O Núcleo de Repressão às Organizações Criminosas e à Corrupção (Nuroc) divulgou, nesta semana, um esquema fraudulento envolvendo empresários e profissionais de saúde suspeitos de vender materiais hospitalares descartáveis reutilizados. O fato pode jogar mais “lenha na fogueira” da chamada judicialização da medicina, pois a infecção hospitalar está entre os motivos pelos quais pacientes acionam a Justiça quando se sentem lesados nos serviços prestados por unidades de saúde.

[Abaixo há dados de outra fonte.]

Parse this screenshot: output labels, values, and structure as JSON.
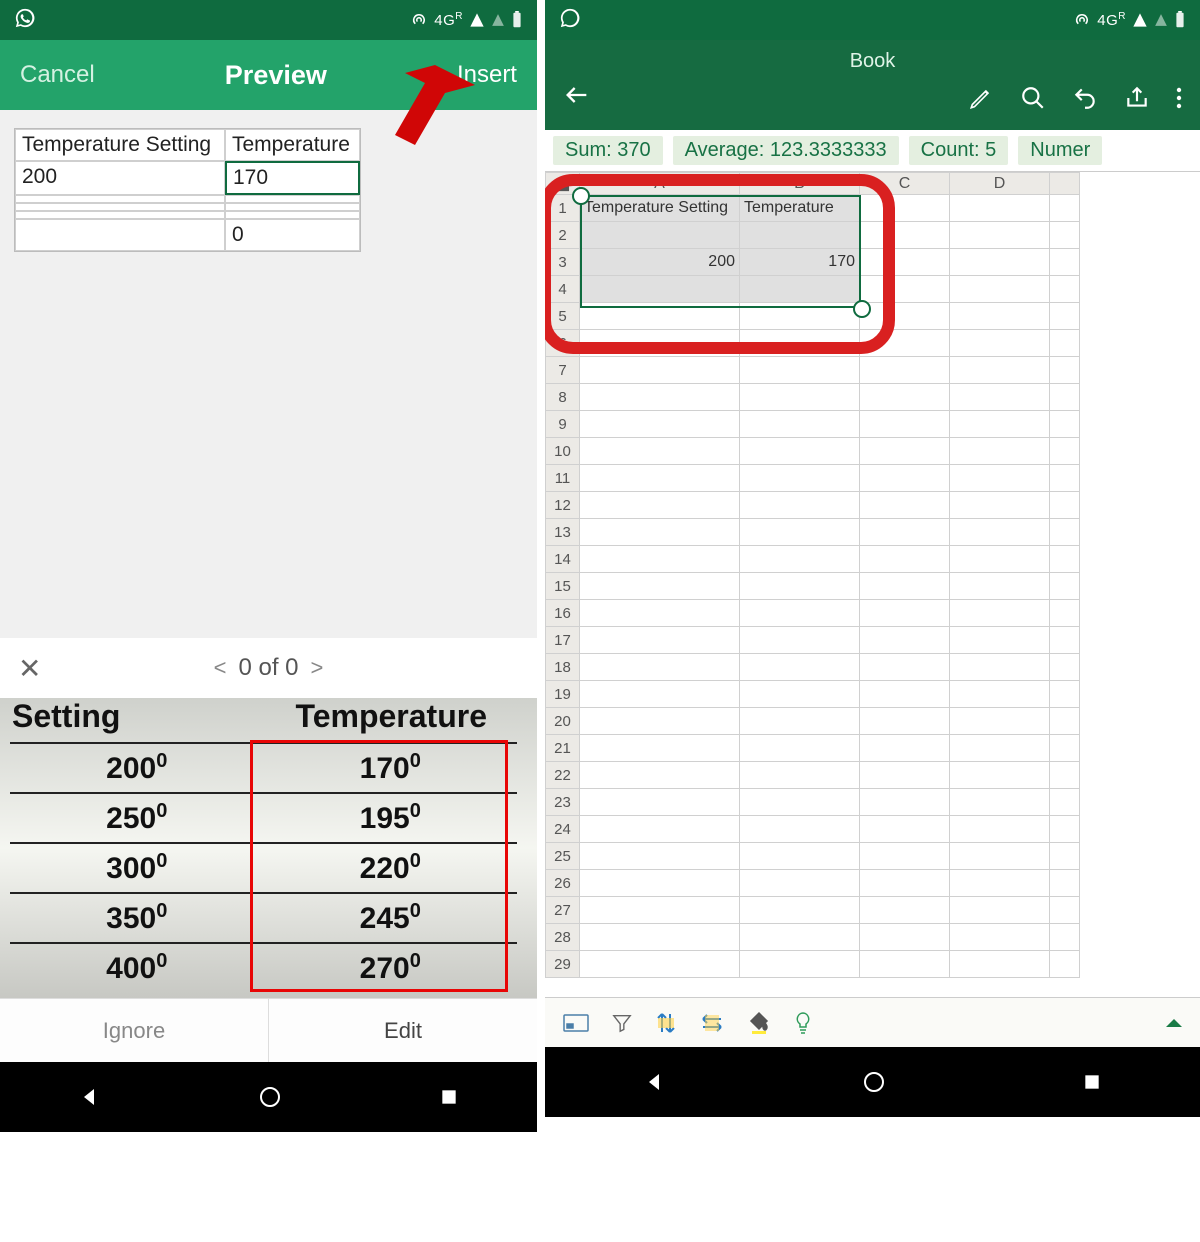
{
  "status": {
    "network": "4G",
    "roam": "R"
  },
  "left": {
    "cancel": "Cancel",
    "title": "Preview",
    "insert": "Insert",
    "preview_table": {
      "headers": [
        "Temperature Setting",
        "Temperature"
      ],
      "row1": [
        "200",
        "170"
      ],
      "row_extra": [
        "",
        "0"
      ]
    },
    "pager": {
      "label": "0 of 0",
      "prev": "<",
      "next": ">"
    },
    "photo_table": {
      "h1": "Setting",
      "h2": "Temperature",
      "rows": [
        {
          "s": "200",
          "t": "170"
        },
        {
          "s": "250",
          "t": "195"
        },
        {
          "s": "300",
          "t": "220"
        },
        {
          "s": "350",
          "t": "245"
        },
        {
          "s": "400",
          "t": "270"
        }
      ]
    },
    "actions": {
      "ignore": "Ignore",
      "edit": "Edit"
    }
  },
  "right": {
    "book": "Book",
    "stats": {
      "sum": "Sum: 370",
      "avg": "Average: 123.3333333",
      "count": "Count: 5",
      "numer": "Numer"
    },
    "columns": [
      "A",
      "B",
      "C",
      "D"
    ],
    "rows": [
      "1",
      "2",
      "3",
      "4",
      "5",
      "6",
      "7",
      "8",
      "9",
      "10",
      "11",
      "12",
      "13",
      "14",
      "15",
      "16",
      "17",
      "18",
      "19",
      "20",
      "21",
      "22",
      "23",
      "24",
      "25",
      "26",
      "27",
      "28",
      "29"
    ],
    "cells": {
      "A1": "Temperature Setting",
      "B1": "Temperature",
      "A3": "200",
      "B3": "170"
    }
  }
}
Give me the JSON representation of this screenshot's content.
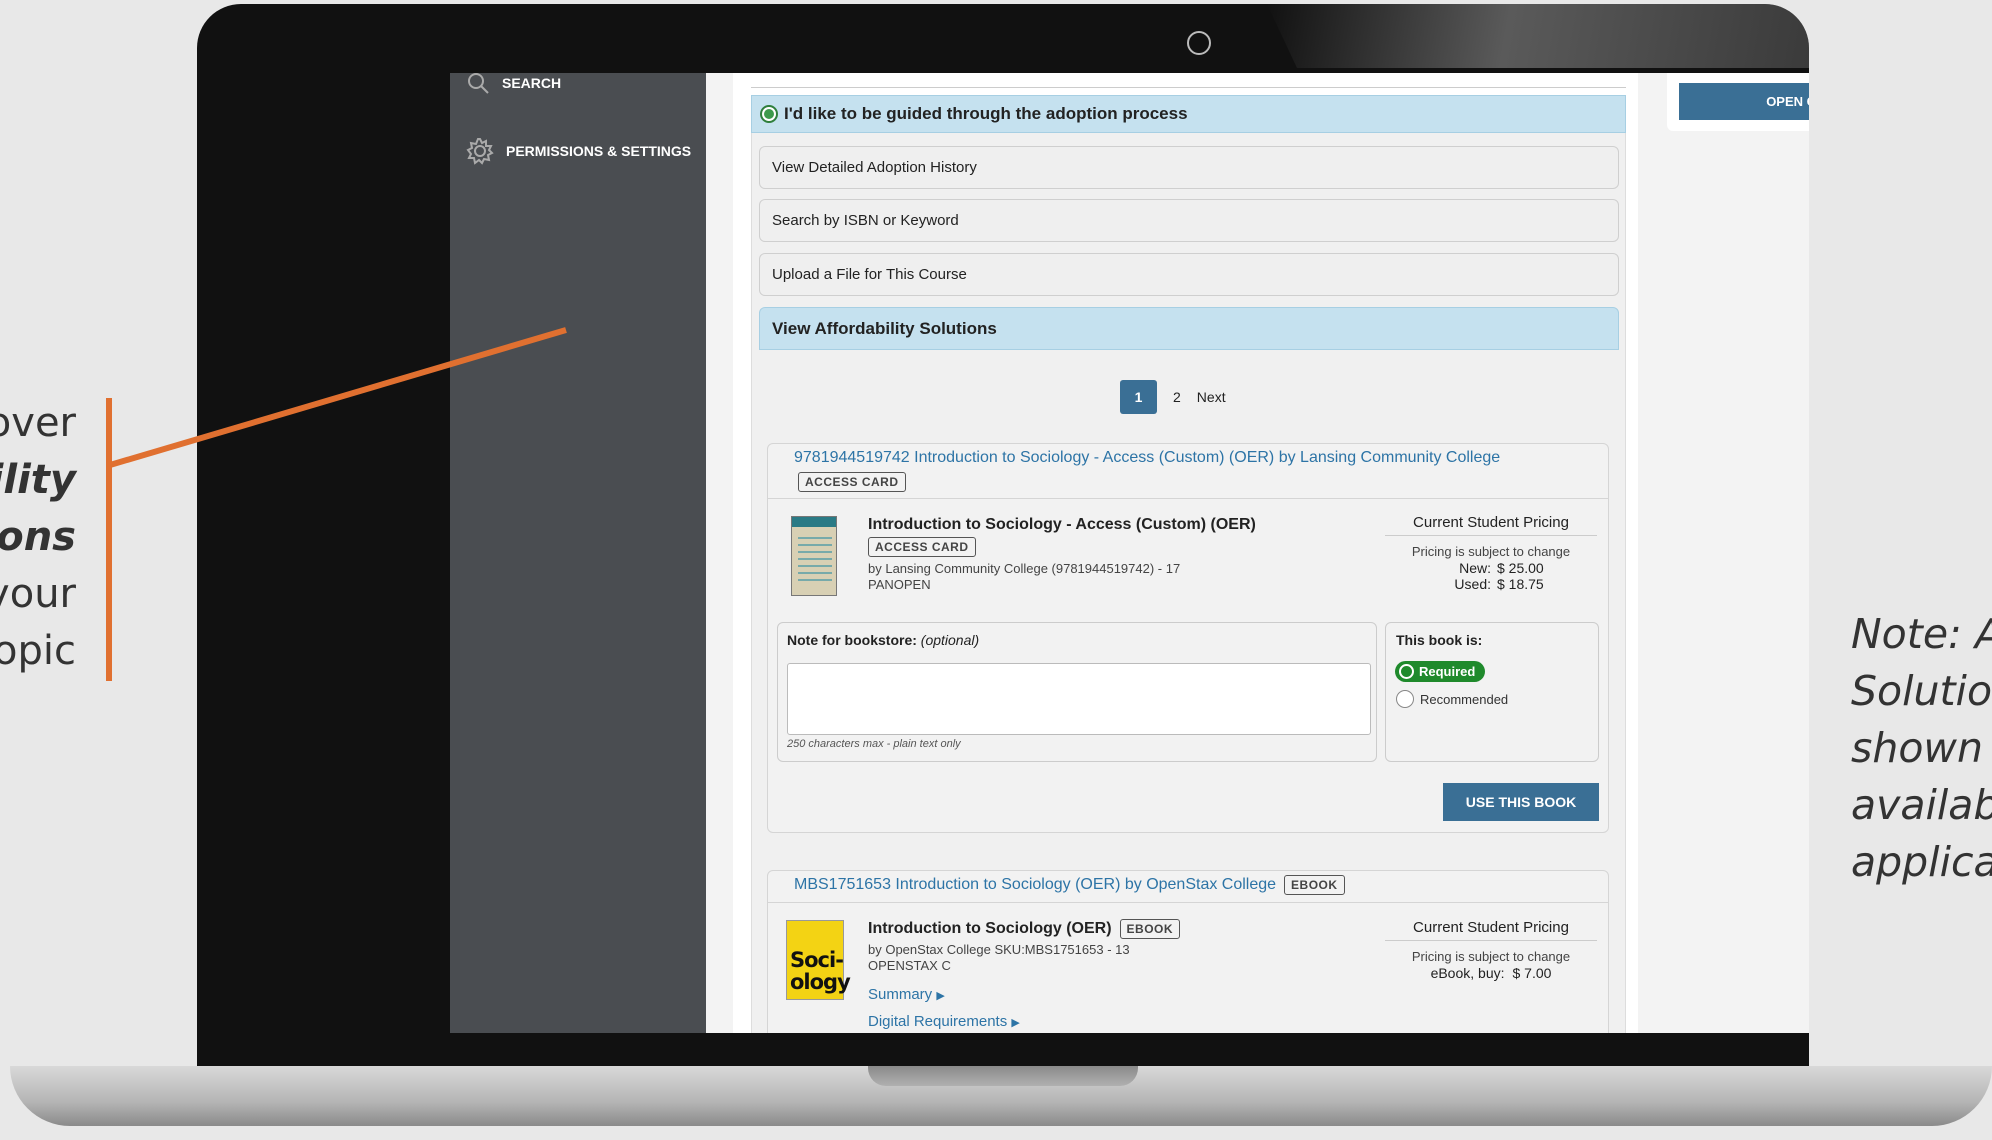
{
  "annotation_left": {
    "lines": [
      "over",
      "ility",
      "ions",
      "your",
      "opic"
    ]
  },
  "annotation_right": {
    "lines": [
      "Note: A",
      "Solutior",
      "shown i",
      "availab",
      "applica"
    ]
  },
  "sidebar": {
    "items": [
      {
        "label": "SEARCH",
        "icon": "search-icon"
      },
      {
        "label": "PERMISSIONS & SETTINGS",
        "icon": "gear-icon"
      }
    ]
  },
  "chat": {
    "button_label": "OPEN CHAT"
  },
  "guided": {
    "label": "I'd like to be guided through the adoption process",
    "selected": true
  },
  "options": [
    {
      "label": "View Detailed Adoption History"
    },
    {
      "label": "Search by ISBN or Keyword"
    },
    {
      "label": "Upload a File for This Course"
    },
    {
      "label": "View Affordability Solutions",
      "active": true
    }
  ],
  "pagination": {
    "current": "1",
    "pages": [
      "2"
    ],
    "next": "Next"
  },
  "results": [
    {
      "header_title": "9781944519742  Introduction to Sociology - Access (Custom) (OER) by Lansing Community College",
      "header_tag": "ACCESS CARD",
      "book_title": "Introduction to Sociology - Access (Custom) (OER)",
      "book_tag": "ACCESS CARD",
      "meta_line1": "by Lansing Community College (9781944519742) - 17",
      "meta_line2": "PANOPEN",
      "pricing_heading": "Current Student Pricing",
      "pricing_note": "Pricing is subject to change",
      "prices": [
        {
          "label": "New:",
          "value": "$ 25.00"
        },
        {
          "label": "Used:",
          "value": "$ 18.75"
        }
      ],
      "note_label": "Note for bookstore:",
      "note_optional": "(optional)",
      "note_value": "",
      "note_hint": "250 characters max - plain text only",
      "book_is_label": "This book is:",
      "required_label": "Required",
      "recommended_label": "Recommended",
      "selected": "Required",
      "use_button": "USE THIS BOOK"
    },
    {
      "header_title": "MBS1751653  Introduction to Sociology (OER) by OpenStax College",
      "header_tag": "EBOOK",
      "book_title": "Introduction to Sociology (OER)",
      "book_tag": "EBOOK",
      "meta_line1": "by OpenStax College SKU:MBS1751653 - 13",
      "meta_line2": "OPENSTAX C",
      "cover_text_1": "Soci-",
      "cover_text_2": "ology",
      "pricing_heading": "Current Student Pricing",
      "pricing_note": "Pricing is subject to change",
      "prices": [
        {
          "label": "eBook, buy:",
          "value": "$ 7.00"
        }
      ],
      "links": [
        "Summary",
        "Digital Requirements"
      ]
    }
  ],
  "colors": {
    "accent_orange": "#e07030",
    "button_blue": "#3a6f95",
    "link_blue": "#2d74a6",
    "active_option": "#c5e1ef",
    "required_green": "#1f8a2c",
    "sidebar": "#4a4d51"
  }
}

Segundo estimativas, cerca de 100 mil pessoas morrem por ano vítimas de algum tipo de infecção hospitalar.
O advogado especialista em Defesa Médica, Télvio Valim, explica que hospitais podem ser responsabilizados na esfera judicial por episódios de infecção hospitalar. “Na área do Direito dizemos que existe responsabilidade objetiva, pois a unidade de saúde deve estar ciente da qualidade dos produtos que utiliza e compra”, explicou Valim. Para o advogado, basta estabelecer um nexo causal. “Se a causa do dano estiver relacionada à responsabilidade do hospital, a unidade é responsabilizada, independentemente de quais foram suas ações ou intenções”, explicou Valim.
A judicialização da saúde é um fenômeno no Brasil e no mundo. De acordo com os dados extraídos da publicação “Números atualizados da judicialização da saúde no Brasil”, 1.346.931 processos judiciais de natureza cível foram ajuizados até 31 de dezembro de 2016 e estão tramitando na Justiça. Desses, 427.267 estão relacionados a planos de saúde e 214.947 a tratamentos e ao não fornecimentos de medicamentos pelo SUS.

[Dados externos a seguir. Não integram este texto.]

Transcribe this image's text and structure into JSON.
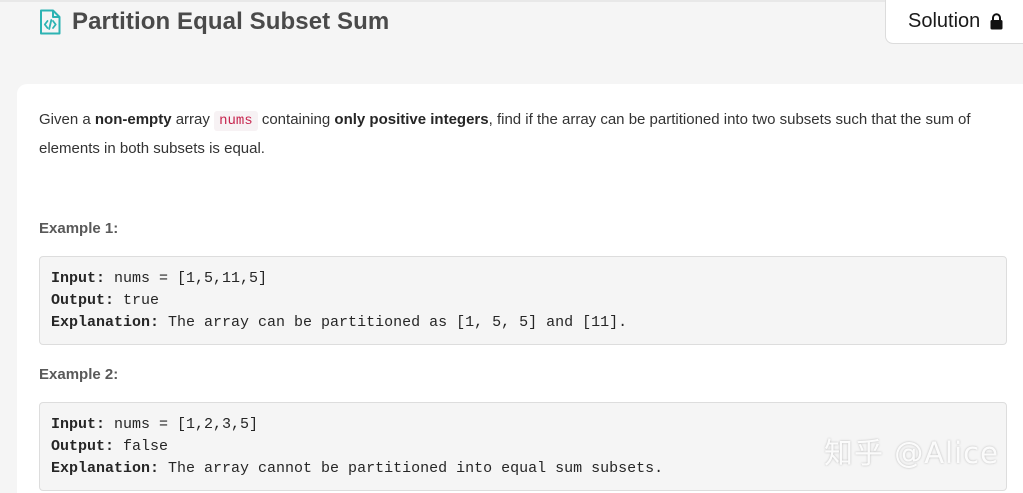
{
  "problem": {
    "title": "Partition Equal Subset Sum",
    "solution_label": "Solution"
  },
  "description": {
    "p1": "Given a ",
    "b1": "non-empty",
    "p2": " array ",
    "code": "nums",
    "p3": " containing ",
    "b2": "only positive integers",
    "p4": ", find if the array can be partitioned into two subsets such that the sum of elements in both subsets is equal."
  },
  "examples": [
    {
      "heading": "Example 1:",
      "input_label": "Input:",
      "input_value": " nums = [1,5,11,5]",
      "output_label": "Output:",
      "output_value": " true",
      "explanation_label": "Explanation:",
      "explanation_value": " The array can be partitioned as [1, 5, 5] and [11]."
    },
    {
      "heading": "Example 2:",
      "input_label": "Input:",
      "input_value": " nums = [1,2,3,5]",
      "output_label": "Output:",
      "output_value": " false",
      "explanation_label": "Explanation:",
      "explanation_value": " The array cannot be partitioned into equal sum subsets."
    }
  ],
  "watermark": "知乎 @Alice",
  "icons": {
    "title_icon": "code-file-icon",
    "lock_icon": "lock-icon"
  },
  "colors": {
    "accent_teal": "#2db3b3",
    "inline_code": "#c7254e"
  }
}
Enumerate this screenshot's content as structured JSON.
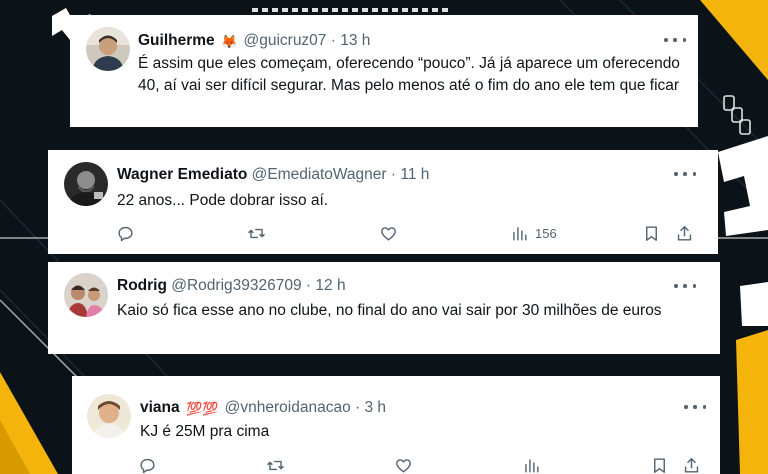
{
  "colors": {
    "background": "#0b1218",
    "accent_yellow": "#f5b40b",
    "card": "#ffffff",
    "text_primary": "#0f1419",
    "text_secondary": "#536471"
  },
  "tweets": [
    {
      "name": "Guilherme",
      "badge_emoji": "🦊",
      "handle": "@guicruz07",
      "separator": "·",
      "time": "13 h",
      "text": "É assim que eles começam, oferecendo “pouco”. Já já aparece um oferecendo 40, aí vai ser difícil segurar. Mas pelo menos até o fim do ano ele tem que ficar"
    },
    {
      "name": "Wagner Emediato",
      "handle": "@EmediatoWagner",
      "separator": "·",
      "time": "11 h",
      "text": "22 anos... Pode dobrar isso aí.",
      "views_count": "156"
    },
    {
      "name": "Rodrig",
      "handle": "@Rodrig39326709",
      "separator": "·",
      "time": "12 h",
      "text": "Kaio só fica esse ano no clube, no final do ano vai sair por 30 milhões de euros"
    },
    {
      "name": "viana",
      "badge_emoji": "💯💯",
      "handle": "@vnheroidanacao",
      "separator": "·",
      "time": "3 h",
      "text": "KJ é 25M pra cima"
    }
  ],
  "icons": [
    "more-icon",
    "reply-icon",
    "retweet-icon",
    "like-icon",
    "views-icon",
    "bookmark-icon",
    "share-icon"
  ]
}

Para Valim, o crescimento está associado a vários fatores, entre eles, maior acesso à informação por parte dos cidadãos. Além disso, no setor privado, os pacientes se tornaram consumidores exigentes. Dessa forma, acionam o Código de Defesa do Consumidor contra os profissionais quando se veem insatisfeitos. Já no setor público, a insatisfação dos usuários em relação ao SUS também tem sido levada aos tribunais.
O crescimento também envolve processo contra erros médicos. De acordo com dados do Superior Tribunal de Justiça (STJ), num extrato de 10 anos, de 2004 a 2014, houve um aumento de 1.600% no número de processos judiciais envolvendo médicos, além de um crescimento de 180% de profissionais condenados nos Conselhos Regionais de Medicina. As estimativas indicam que, atualmente, 7% dos médicos brasileiros respondem a processos.
Para Valim, nesse caso, as razões também são explicáveis. “No passado, a quantidade de profissionais era restrita, pois havia um número menor de faculdades de Medicina. Segundo Valim, outra variável é a precarização da Medicina. “Não é segredo, por exemplo, que no setor privado muitos hospitais são plenamente equipados, que os médicos são mal remunerados e que trabalham muito além da sua capacidade por exigência dos planos de saúde. Soma-se ainda problemas estruturais da rede pública de saúde, como falta de mão de obra auxiliar ao serviço médico”.